We need this in our lives. Iron Man 2 and Clash of the Titans are not giving us what we deserve. As Chaplin himself said (albeit in a slightly different context) in The Great Dictator, "We have developed speed, but we have shut ourselves in. Machinery that gives abundance has left us in want. Our knowledge has made us cynical; our cleverness, hard and unkind. We think too much and feel too little. More than machinery, we need humanity. More than cleverness, we need kindness and gentleness. Without these qualities, life will be violent and all will be lost."
It's not just the flawed grace and nobility of The Tramp that we've been doing without; it's also the flawless grace and sensitivity with which Chaplin's camera (piloted by his ace, Rollie Totheroh) reveals plot developments. In recent times, Ho'wood has been killing off this kind of storytelling, which was once a mark of basic competence in response to even the shoddiest of screenplays. Even when screen stories do indeed provide that "moving sidewalk," filmmakers are so anxious to juice them for yet more unnatural speed that they wantonly destroy continuity of action and cumulative tension (opting for shock over suspense), with cuts that keep the eye busy while leaving the brain and heart to fend for themselves.
I part company with many of my colleagues in insisting that this is not just a perennial nuisance. It's not merely a passing fad; it's the future of mainstream commercial cinema, one which 15 years of steadily diminishing patience for what Andrei Tarkovsky called "the life of the object in the frame" has prepared us to embrace, in the way that a dope fiend embraces his dealer.

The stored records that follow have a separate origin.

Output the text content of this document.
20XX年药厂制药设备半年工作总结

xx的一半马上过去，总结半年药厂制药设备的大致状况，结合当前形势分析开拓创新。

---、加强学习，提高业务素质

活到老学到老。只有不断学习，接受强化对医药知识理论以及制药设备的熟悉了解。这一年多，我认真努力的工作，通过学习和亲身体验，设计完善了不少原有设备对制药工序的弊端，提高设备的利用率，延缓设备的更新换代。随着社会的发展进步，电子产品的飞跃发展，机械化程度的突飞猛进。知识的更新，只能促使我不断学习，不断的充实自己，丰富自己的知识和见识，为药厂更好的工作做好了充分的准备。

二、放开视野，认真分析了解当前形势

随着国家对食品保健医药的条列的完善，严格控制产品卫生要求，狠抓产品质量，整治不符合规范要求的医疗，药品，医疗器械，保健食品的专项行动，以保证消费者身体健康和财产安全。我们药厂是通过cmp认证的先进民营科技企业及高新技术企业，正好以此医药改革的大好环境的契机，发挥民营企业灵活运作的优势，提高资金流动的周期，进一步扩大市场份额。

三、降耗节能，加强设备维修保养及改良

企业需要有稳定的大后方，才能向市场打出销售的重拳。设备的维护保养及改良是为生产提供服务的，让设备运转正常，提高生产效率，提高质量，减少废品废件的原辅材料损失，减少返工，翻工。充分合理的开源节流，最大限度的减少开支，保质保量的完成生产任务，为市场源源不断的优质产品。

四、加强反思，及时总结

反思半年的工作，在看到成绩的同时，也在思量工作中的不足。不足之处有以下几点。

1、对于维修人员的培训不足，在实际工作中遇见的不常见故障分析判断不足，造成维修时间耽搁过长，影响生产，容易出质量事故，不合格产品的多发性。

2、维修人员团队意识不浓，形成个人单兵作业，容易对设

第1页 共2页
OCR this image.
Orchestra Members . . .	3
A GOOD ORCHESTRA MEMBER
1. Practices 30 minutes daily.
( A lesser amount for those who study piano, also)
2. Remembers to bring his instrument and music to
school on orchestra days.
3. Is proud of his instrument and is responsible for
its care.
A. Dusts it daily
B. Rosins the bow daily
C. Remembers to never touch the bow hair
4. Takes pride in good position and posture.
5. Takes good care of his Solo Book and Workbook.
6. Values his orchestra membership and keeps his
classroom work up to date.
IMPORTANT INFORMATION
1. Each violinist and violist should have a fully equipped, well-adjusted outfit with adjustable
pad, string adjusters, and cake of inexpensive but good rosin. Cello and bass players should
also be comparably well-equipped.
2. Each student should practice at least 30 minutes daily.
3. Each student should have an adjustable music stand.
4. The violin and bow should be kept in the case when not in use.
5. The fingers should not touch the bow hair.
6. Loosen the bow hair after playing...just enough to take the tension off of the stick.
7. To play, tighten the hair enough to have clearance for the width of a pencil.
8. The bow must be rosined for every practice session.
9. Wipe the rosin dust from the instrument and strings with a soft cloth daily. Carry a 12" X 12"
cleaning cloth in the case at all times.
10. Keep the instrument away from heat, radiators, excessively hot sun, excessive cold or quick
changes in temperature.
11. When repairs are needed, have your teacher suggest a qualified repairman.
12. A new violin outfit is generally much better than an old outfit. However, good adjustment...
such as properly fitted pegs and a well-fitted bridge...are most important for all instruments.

So I propose that some crazy mogul do something truly bold: Save the summer movie by bringing pop masterpieces like The Circus to the multiplex. Strike sparkling new prints of such crowd-pleasers as Buster Keaton's Sherlock Jr. (which tore the roof off the New Victory Theater when I saw it in 2001). Just as a seasoned coach can save a flailing sports team, the example of these films playing on the main stage could shame and instruct the current hapless regime of power players in the art of seducing an audience. So let's have our Turner Classic Movies option at Magic Johnson and AMC, not just the Loews Jersey City, Film Forum, the IFC Center and The Sunshine. Those of us who frequent such places waggle our heads in pity at the rabble across the street lined up for the latest 3-D diversion. We behave as if they are getting what they asked for.
Nobody asked for The Sorceror's Apprentice. Please give us something as good as The Circus, or at least try. Is that too much to ask?